Industry analysts caution that the scale and complexity of the Dangote refinery pose operational risks, particularly in its early years. Rasool Barouni, Head of Refining at S&P Global Commodity Insights, emphasized the refinery’s exposure to potential disruptions, citing high operating costs and logistical challenges.
“Operating a large Residue Fluid Catalytic Cracking unit presents significant challenges,” Barouni explained. “Dangote’s RFCC requires a substantial amount of fresh FCC catalysts and additives while also producing a considerable volume of spent catalyst.”
Additionally, the refinery’s distribution network remains a point of concern.
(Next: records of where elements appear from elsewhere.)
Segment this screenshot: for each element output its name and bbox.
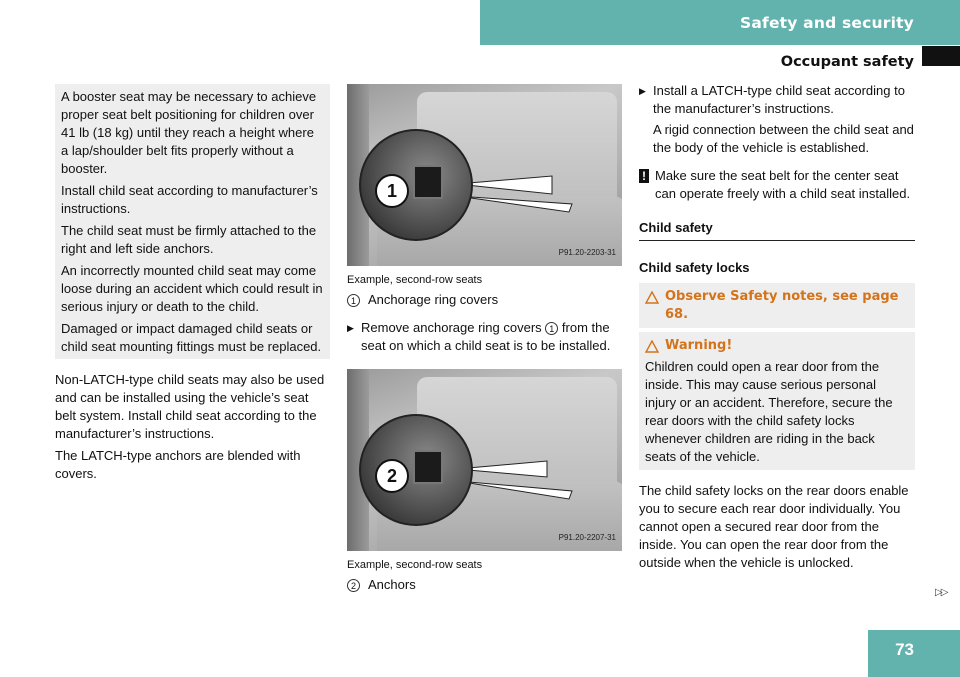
instruction-text-after: from the seat on which a child seat is to be installed. xyxy=(361,320,611,353)
warning-header xyxy=(645,288,909,324)
figure-legend xyxy=(347,291,622,309)
legend-text: Anchorage ring covers xyxy=(368,292,499,307)
callout-number: 2 xyxy=(375,459,409,493)
safety-notes-link[interactable]: Observe Safety notes, see page 68. xyxy=(665,289,899,322)
callout-pointer xyxy=(457,196,572,212)
legend-number: 2 xyxy=(347,579,360,592)
section-heading: Child safety xyxy=(639,219,915,241)
notice xyxy=(639,167,915,203)
figure-caption: Example, second-row seats xyxy=(347,559,483,571)
warning-title: Warning! xyxy=(665,338,733,353)
exclamation-icon: ! xyxy=(639,169,649,183)
box-paragraph: The child seat must be firmly attached to the right and left side anchors. xyxy=(61,223,317,256)
callout-pointer xyxy=(457,481,572,499)
box-paragraph: An incorrectly mounted child seat may come loose during an accident which could result in serious injury or death to the child. xyxy=(61,263,323,314)
box-paragraph: A booster seat may be necessary to achieve proper seat belt positioning for children over 41 lb (18 kg) until they reach a height where a lap/shoulder belt fits properly without a booster. xyxy=(61,89,317,176)
figure-anchors xyxy=(347,369,622,551)
legend-number: 1 xyxy=(347,294,360,307)
triangle-right-icon: ▶ xyxy=(347,323,354,333)
legend-text: Anchors xyxy=(368,577,416,592)
instruction-step xyxy=(639,82,915,118)
instruction-text xyxy=(361,319,622,355)
figure-caption: Example, second-row seats xyxy=(347,274,483,286)
anchor-bracket xyxy=(413,450,443,484)
instruction-text: Install a LATCH-type child seat according to the manufacturer’s instructions. xyxy=(653,83,905,116)
warning-triangle-icon xyxy=(645,291,659,304)
sub-heading: Child safety locks xyxy=(639,260,750,275)
anchor-cover xyxy=(413,165,443,199)
callout-number: 1 xyxy=(375,174,409,208)
warning-text: Children could open a rear door from the inside. This may cause serious personal injury or an accident. Therefore, secure the rear doors with the child safety locks whenever children are riding in the back seats of the vehicle. xyxy=(645,359,893,464)
middle-column xyxy=(347,84,622,594)
section-header-tab xyxy=(480,0,960,45)
body-paragraph: The LATCH-type anchors are blended with covers. xyxy=(55,448,301,481)
instruction-text-before: Remove anchorage ring covers xyxy=(361,320,542,335)
subsection-title: Occupant safety xyxy=(780,54,914,70)
figure-anchorage-ring-covers xyxy=(347,84,622,266)
warning-box xyxy=(639,332,915,470)
figure-code: P91.20-2203-31 xyxy=(558,248,616,257)
instruction-step xyxy=(347,319,622,355)
box-paragraph: Install child seat according to manufacturer’s instructions. xyxy=(61,183,318,216)
figure-legend xyxy=(347,576,622,594)
warning-triangle-icon xyxy=(645,340,659,353)
continue-icon: ▷▷ xyxy=(935,587,947,598)
right-column xyxy=(639,82,915,576)
figure-code: P91.20-2207-31 xyxy=(558,533,616,542)
page-number: 73 xyxy=(895,640,914,659)
instruction-result: A rigid connection between the child seat and the body of the vehicle is established. xyxy=(653,122,914,155)
thumb-index-tab xyxy=(922,46,960,66)
instruction-number: 1 xyxy=(545,322,558,335)
warning-header xyxy=(645,337,909,355)
child-seat-warning-box xyxy=(55,84,330,359)
section-title: Safety and security xyxy=(739,13,914,32)
body-paragraph: The child safety locks on the rear doors enable you to secure each rear door individually. You cannot open a secured rear door from the inside. You can open the rear door from the outside when the vehicle is unlocked. xyxy=(639,483,909,570)
notice-text: Make sure the seat belt for the center seat can operate freely with a child seat installed. xyxy=(655,168,911,201)
safety-notes-box xyxy=(639,283,915,328)
body-paragraph: Non-LATCH-type child seats may also be used and can be installed using the vehicle’s seat belt system. Install child seat according to the manufacturer’s instructions. xyxy=(55,372,325,441)
page-number-tab xyxy=(868,630,960,677)
box-paragraph: Damaged or impact damaged child seats or child seat mounting fittings must be replaced. xyxy=(61,321,322,354)
left-column xyxy=(55,84,330,487)
triangle-right-icon: ▶ xyxy=(639,86,646,96)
While Dangote Petroleum utilizes a mix of trucking and coastal cargo deliveries, industry sources suggest that road freight capacity is limited.
“They are doing about 15,000 mt by truck, while vessels are 20,000-70,000 mt clips reimported,” one trader estimated.
Despite these challenges, the Dangote Petrochemical Refinery is on the brink of transforming Nigeria’s fuel landscape. With domestic production increasing and import dependency shrinking, the refinery is poised to become the country’s primary fuel supplier.
While some imports from Europe persist, one Northwest European trader noted that 50-80% of previous export volumes have already disappeared—a clear indication that Dangote is reshaping Nigeria’s energy market.